Отец носил оформленную бородку и усы. Каждый день подбривал. По утрам он бывал так хорош. Стихами, ролями, цитатами и неожиданными мыслями, каламбурами была наполнена его голова. И в похмельной легкости (или тяжести – не имеет значения) они рвались наружу, в голос в великолепных интонациях его красивого низкого баритона. Гоголь, Пушкин, Достоевский, Чехов, Горький, Бунин вперемежку с какими-то куплетами, старыми студенческими песенками, вчерашними впечатлениями. «Люблю красивые непонятные слова...» – цитировал отец монолог горьковского Сатина. И действительно сам любил (как он сам выражался)... «говорить слова».
Презумпция... Презумпция!!! (много раз) – Презумпция!
«А может быть, я и не человек?» – «Вчера в клубе говорят Шекспир, Вольтер. А я не читал. А сделал вид, что читал. И другие тоже, как я» (это из Чехова).
«Renixa! Реникса! О если бы не существовать!!» (опять Чехов).
«В департаменте... но лучше не называть, в каком департаменте» (Гоголь).
«У приказных ворот/ собирался народ/ густо. / Говорил в простоте,/ что в его животе / пусто» (А.К.Толстой).
«Человек – это не ты и не я, человек – это ты, я, Наполеон, Навуходоносор... Он уйдет... вот увидите... – он уйдет...» (Горький).
«Наша жизнь коротка, / все уносит с собой./ Наша юность, друзья, / пронесется стрелой. / Проведемте, друзья, эту ночь веселей. / Пусть студентов семья соберется тесней (из Л.Андреева).
«Мы все глядим в Наполеоны./ Двуногих тварей миллионы/ для нас орудие одно./ Нам чувство дико и смешно» (Пушкин).
Среди этих слов, восклицаний и бормотаний услышал я впервые и не сознавая, что это, собственно, такое – отрывки, фразы, обороты псалмов, молитв, церковных возгласов. Для меня это были «красивые непонятные слова», лишенные всякого смысла. А на самом деле смысл был, только был он отцовской тайной. «Блажен муж, иже не иде на совет нечестивых, и на пути грешных не ста, и на седалищи губителей не седе, но в законе Господни воля его, и в законе Его поучится день и нощъ».
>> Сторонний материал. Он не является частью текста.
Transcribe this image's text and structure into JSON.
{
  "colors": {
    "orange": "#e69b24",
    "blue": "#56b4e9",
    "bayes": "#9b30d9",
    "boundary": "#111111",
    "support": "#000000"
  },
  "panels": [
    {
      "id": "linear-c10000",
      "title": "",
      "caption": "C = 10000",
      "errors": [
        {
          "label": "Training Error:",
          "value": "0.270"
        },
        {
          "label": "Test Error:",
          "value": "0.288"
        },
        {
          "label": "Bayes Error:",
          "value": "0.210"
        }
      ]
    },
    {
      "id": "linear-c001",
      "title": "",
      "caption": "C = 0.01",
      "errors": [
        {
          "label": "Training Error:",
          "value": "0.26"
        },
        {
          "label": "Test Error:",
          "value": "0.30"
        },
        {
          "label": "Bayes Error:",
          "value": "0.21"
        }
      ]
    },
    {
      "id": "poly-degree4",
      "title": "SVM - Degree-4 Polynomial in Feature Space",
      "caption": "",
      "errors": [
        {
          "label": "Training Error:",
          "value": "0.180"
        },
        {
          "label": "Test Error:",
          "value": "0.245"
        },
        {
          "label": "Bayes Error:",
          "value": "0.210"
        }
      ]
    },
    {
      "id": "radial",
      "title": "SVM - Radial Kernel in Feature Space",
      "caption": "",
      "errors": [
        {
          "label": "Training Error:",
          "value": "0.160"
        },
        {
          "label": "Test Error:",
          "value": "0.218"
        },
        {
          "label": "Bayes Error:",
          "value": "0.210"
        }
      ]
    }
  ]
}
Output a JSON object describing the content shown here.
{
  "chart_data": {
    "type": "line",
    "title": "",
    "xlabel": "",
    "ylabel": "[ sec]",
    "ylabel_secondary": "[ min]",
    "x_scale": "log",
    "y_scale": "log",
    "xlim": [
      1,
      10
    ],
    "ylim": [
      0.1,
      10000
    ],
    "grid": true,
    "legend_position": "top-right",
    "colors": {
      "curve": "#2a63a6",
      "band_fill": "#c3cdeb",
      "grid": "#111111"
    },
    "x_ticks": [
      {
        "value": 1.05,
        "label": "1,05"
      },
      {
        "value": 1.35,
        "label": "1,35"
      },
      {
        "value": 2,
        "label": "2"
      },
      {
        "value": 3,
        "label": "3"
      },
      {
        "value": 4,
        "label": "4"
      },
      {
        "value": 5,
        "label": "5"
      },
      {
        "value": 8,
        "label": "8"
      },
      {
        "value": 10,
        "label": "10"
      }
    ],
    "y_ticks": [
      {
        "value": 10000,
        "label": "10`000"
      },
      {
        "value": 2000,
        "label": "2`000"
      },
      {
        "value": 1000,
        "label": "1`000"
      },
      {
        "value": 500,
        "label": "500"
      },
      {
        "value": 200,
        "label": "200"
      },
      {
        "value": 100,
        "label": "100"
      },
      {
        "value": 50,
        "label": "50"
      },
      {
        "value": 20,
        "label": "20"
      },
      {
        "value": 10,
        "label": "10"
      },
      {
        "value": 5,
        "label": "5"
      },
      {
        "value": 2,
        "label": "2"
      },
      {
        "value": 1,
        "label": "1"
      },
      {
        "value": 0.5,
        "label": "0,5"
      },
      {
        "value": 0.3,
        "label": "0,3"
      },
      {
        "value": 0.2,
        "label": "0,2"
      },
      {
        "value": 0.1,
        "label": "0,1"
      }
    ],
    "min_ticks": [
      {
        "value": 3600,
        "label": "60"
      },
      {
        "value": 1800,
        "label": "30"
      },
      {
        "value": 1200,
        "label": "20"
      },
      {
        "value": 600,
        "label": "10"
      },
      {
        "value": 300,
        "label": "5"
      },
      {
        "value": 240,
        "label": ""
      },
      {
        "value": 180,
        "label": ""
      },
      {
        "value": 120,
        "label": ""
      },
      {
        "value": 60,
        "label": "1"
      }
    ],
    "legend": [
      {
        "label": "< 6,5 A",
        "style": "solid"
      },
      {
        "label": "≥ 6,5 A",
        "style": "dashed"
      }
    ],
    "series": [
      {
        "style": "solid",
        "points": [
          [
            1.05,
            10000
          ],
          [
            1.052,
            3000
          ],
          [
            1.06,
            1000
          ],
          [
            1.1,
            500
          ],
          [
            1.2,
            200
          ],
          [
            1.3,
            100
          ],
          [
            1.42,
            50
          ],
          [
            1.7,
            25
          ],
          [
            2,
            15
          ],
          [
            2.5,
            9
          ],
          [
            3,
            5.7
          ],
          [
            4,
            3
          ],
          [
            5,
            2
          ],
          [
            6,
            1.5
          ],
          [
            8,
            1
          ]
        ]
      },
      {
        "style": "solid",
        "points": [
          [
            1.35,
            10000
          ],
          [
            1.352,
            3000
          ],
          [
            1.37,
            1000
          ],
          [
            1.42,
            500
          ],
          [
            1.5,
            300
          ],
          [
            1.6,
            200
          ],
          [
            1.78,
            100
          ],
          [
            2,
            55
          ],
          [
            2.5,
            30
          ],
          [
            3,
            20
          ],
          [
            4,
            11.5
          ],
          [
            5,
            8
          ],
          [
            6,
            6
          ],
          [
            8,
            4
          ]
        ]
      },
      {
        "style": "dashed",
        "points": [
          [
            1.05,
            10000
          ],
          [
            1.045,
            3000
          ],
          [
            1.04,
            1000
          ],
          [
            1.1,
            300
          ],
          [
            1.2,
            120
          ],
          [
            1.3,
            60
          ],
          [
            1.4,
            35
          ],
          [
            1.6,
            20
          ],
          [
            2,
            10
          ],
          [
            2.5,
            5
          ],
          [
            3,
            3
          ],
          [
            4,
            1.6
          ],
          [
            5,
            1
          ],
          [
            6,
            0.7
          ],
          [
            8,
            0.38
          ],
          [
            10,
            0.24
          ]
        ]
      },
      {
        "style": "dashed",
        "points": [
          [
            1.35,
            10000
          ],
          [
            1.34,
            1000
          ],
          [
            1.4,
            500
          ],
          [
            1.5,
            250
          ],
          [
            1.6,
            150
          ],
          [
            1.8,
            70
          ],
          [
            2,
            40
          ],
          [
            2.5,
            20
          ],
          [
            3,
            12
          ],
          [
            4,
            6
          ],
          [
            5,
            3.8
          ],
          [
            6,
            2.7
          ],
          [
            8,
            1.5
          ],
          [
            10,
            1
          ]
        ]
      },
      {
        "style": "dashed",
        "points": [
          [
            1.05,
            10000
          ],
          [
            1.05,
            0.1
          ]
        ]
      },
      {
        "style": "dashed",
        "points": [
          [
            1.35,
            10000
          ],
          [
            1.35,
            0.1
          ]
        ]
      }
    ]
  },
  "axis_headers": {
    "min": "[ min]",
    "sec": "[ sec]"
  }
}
Потом какие-то шуточки сегодняшнего дня... потом напев: «Проведемте, друзья, эту ночь веселей... Пусть студентов семья соберется тесней...» И опять: «Блажен муж, иже не иде на совет нечестивых...» И много раз: «Блажен... иже не иде...» Потом отец одевался, выкуривал папироску-другую и говорил: «Зюка (так он меня называл), я сегодня поздно. Скажи мамке, чтоб не сердилась (он ударял на первом слоге), у меня после репетиции партсобрание. Длинное. Надо идти. Ни пуха тебе на занятиях». И отправлялся. Шел. А я тогда и не связывал «блажен муж, который не ходит...» и реальность. Много лет потом уж связал – начало первого псалма царя Давида... открытие Псалтири.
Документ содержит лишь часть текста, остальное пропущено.